When he feels like we eat out too much though, he gets really into packing my lunch? Like I’m the one who eats expensive lunches? Haha
It’s frustrating, but I guess you just need a better/different plan. Sometimes the first plan just doesn’t work for everyone, though I think that’s even more frustrating.
Hope it works out!
Post # 10
I would say something. But I’d also make sure he is actually going out to eat. I know you can pick up those containers of sushi at the grocery so he isn’t necessarily ordering take-out.
Post # 11
@mrs_pudding_pop: That’s what I want to explain to him…at that rate, that’s $200 a month on *him eating lunch at work*, not even us out having a good time (which would still be ridiculous for our financial situatio).

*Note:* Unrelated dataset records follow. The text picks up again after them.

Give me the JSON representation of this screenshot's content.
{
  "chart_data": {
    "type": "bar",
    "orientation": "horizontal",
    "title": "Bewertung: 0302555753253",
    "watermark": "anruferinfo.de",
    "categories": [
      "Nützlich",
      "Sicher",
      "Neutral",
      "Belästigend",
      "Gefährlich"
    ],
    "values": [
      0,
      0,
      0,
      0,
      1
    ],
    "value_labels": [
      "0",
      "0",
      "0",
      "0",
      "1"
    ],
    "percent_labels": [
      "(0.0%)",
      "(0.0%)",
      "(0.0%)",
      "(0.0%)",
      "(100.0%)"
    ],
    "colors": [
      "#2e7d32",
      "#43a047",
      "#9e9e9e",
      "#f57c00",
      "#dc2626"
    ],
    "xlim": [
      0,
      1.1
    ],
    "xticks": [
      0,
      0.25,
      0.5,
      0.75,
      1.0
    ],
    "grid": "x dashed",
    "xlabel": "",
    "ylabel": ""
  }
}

@Sunfire: LOL I can certainly appreciate the support! But see, I am ALWAYS the saver: he would be the Sunfire in this relationship. So it’s yet another thing he’s spending money on for himself. I want him to enjoy his lunch, don’t get me wrong, but he definitely isnt keeping to the plan that WE (or at least I thought “we”) had set up. *sigh* He’s killing me.
Post # 12
@badabing88: Yeah, we have definitely tried curbing our spending on nights out, that’s a lotta money for just a couple of hours and drinks!
Post # 13
@sara_tiara: I agree, setting a limit sounds like a good idea.
Post # 14
Yes, I would say something, but also give the benefit of the doubt. Maybe someone bought him lunch, they had free lunch one day, etc… remind him about your deal and say you feel frustrated that you’re eating PBJ and he’s eating sushi!
Post # 15
@Mrs.KMM: I confirmed: it’s from an (overpriced) sushi restraurant by his job :-/
@MrsPanda99: Oh I know, and I’m not either. I can eat $50 of sushi by myself EASILY, and I can only imagine how much he spent.
Post # 16
This is why we’ve got our own “fun money” that we put aside every payday. If I want to blow $100 on sushi (and I probably will since I’ll be in Chicago this weekend), I can! It’s MY fun money, and I can do what I want with it and not justify it to anyone. If he wants to burn $100 on new video games, that’s his money to play with and he doesn’t have to answer to me. However, once that money is gone, it’s done until payday.
That way, we don’t feel constantly like we’re being monitored. We also don’t have the pressure to be perfect with our money all the time. And if one of us sees a really good deal on something, we don’t have to wait for the other to ok it first.